Recordemos que Pascua significa “pasaje” en hebreo, y esta palabra encierra todo el sentido de la Semana Santa, o Semana Sagrada, pues dentro del ciclo calendárico en ella se ritualiza una ruptura del transcurrir del tiempo ordinario permitiendo así la comunicación entre todos los estados del ser, que es justamente lo que se experimenta durante la iniciación a los misterios de la vida y de la muerte, y que Cristo ejemplifica con su pasión, muerte y resurrección, como ya se dijo. Esa es precisamente la experiencia que nos transmite Dante en la Divina Comedia durante su viaje iniciático por los tres planos cósmicos: el Inframundo, la Tierra y el Cielo.

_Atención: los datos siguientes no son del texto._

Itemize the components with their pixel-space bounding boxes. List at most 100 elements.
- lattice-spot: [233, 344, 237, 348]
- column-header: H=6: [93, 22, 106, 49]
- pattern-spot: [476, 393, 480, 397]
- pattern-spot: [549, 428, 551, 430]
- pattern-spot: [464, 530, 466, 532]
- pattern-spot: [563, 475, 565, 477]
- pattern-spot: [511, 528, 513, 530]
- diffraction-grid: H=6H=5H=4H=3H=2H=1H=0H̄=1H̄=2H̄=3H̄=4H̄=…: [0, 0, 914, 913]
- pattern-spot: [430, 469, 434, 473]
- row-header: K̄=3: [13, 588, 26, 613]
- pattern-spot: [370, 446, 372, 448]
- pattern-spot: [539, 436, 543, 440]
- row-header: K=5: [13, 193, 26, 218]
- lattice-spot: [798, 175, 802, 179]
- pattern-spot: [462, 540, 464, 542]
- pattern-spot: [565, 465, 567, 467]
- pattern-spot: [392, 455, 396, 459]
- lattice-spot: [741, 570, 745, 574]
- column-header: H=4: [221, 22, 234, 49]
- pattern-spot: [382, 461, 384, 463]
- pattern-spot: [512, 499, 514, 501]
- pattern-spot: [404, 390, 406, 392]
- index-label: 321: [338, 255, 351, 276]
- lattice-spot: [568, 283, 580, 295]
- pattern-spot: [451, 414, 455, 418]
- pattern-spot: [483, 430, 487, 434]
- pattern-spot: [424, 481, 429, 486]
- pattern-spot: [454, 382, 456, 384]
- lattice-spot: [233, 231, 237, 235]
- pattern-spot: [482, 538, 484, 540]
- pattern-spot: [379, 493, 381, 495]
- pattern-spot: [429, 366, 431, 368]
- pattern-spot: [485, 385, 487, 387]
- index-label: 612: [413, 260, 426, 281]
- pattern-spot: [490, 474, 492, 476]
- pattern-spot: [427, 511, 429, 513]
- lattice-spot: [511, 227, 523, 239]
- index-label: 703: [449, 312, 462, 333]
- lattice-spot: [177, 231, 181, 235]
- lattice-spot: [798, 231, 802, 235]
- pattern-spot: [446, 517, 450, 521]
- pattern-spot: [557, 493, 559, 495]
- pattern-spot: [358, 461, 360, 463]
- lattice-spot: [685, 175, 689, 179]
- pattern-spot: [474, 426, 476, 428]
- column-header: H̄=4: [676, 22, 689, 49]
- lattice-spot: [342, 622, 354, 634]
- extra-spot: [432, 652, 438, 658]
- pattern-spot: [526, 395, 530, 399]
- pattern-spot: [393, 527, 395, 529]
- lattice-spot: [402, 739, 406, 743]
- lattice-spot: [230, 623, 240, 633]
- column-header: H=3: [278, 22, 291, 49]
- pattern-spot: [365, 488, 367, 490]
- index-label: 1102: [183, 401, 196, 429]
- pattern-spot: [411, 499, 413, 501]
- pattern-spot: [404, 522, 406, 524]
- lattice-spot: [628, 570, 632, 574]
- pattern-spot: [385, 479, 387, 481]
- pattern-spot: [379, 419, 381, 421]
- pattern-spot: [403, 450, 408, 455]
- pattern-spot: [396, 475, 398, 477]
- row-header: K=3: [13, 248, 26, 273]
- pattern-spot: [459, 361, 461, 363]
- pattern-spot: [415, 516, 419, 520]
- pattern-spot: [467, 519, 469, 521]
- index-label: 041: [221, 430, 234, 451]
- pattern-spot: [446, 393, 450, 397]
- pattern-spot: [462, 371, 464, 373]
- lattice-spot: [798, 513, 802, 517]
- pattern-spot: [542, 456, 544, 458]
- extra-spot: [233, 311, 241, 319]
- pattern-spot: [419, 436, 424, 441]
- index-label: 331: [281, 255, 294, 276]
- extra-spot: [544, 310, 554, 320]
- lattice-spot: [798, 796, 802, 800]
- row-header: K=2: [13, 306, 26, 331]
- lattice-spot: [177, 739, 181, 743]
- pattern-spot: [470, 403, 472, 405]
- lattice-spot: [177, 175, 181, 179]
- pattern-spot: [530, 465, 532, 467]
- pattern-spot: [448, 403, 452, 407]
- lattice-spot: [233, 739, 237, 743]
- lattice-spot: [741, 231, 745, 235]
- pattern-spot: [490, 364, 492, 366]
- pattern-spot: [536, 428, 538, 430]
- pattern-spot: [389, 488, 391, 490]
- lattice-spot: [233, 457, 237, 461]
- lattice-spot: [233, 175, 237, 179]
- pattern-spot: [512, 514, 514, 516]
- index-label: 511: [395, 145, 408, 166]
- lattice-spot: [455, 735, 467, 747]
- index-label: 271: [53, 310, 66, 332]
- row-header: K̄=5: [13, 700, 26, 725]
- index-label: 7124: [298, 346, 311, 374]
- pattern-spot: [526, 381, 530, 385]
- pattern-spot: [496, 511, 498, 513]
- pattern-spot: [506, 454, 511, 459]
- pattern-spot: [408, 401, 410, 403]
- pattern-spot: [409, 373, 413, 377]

La Nueva Alianza que se instituye con el rito de la Eucaristía hay que entenderla también como el “enlace” que une por su centro (el corazón) a todos los seres entre sí y a estos con su Principio, del que dependen enteramente en todo lo que ellos son. Esta sería la auténtica comunión, es decir la “unión en común”, término que evoca a la “cadena de unión” masónica, que al mismo tiempo que une horizontalmente a los hermanos entre sí, lo hace verticalmente con el Principio mediante la invocación de los nombres divinos, Sabiduría, Fuerza y Belleza, repetida tres veces, o sea en cada uno de los tres mundos que conforman la manifestación cósmica. Es una invocación por la “concordia” (“unión de los corazones”) y la armonía del Orden Universal, el que a decir de René Guénon en El Simbolismo de la Cruz:

no puede cumplirse a menos que todos los seres concierten sus aspiraciones, según una dirección única, la del eje mismo”.

Así, podemos leer en San Juan Evangelista (17: 21):

Que todos sean uno, como Tú, Padre, en mí y yo en Ti, que también ellos en nosotros sean uno; yo en ellos y Tú en mí, para que sean consumados en la unidad”.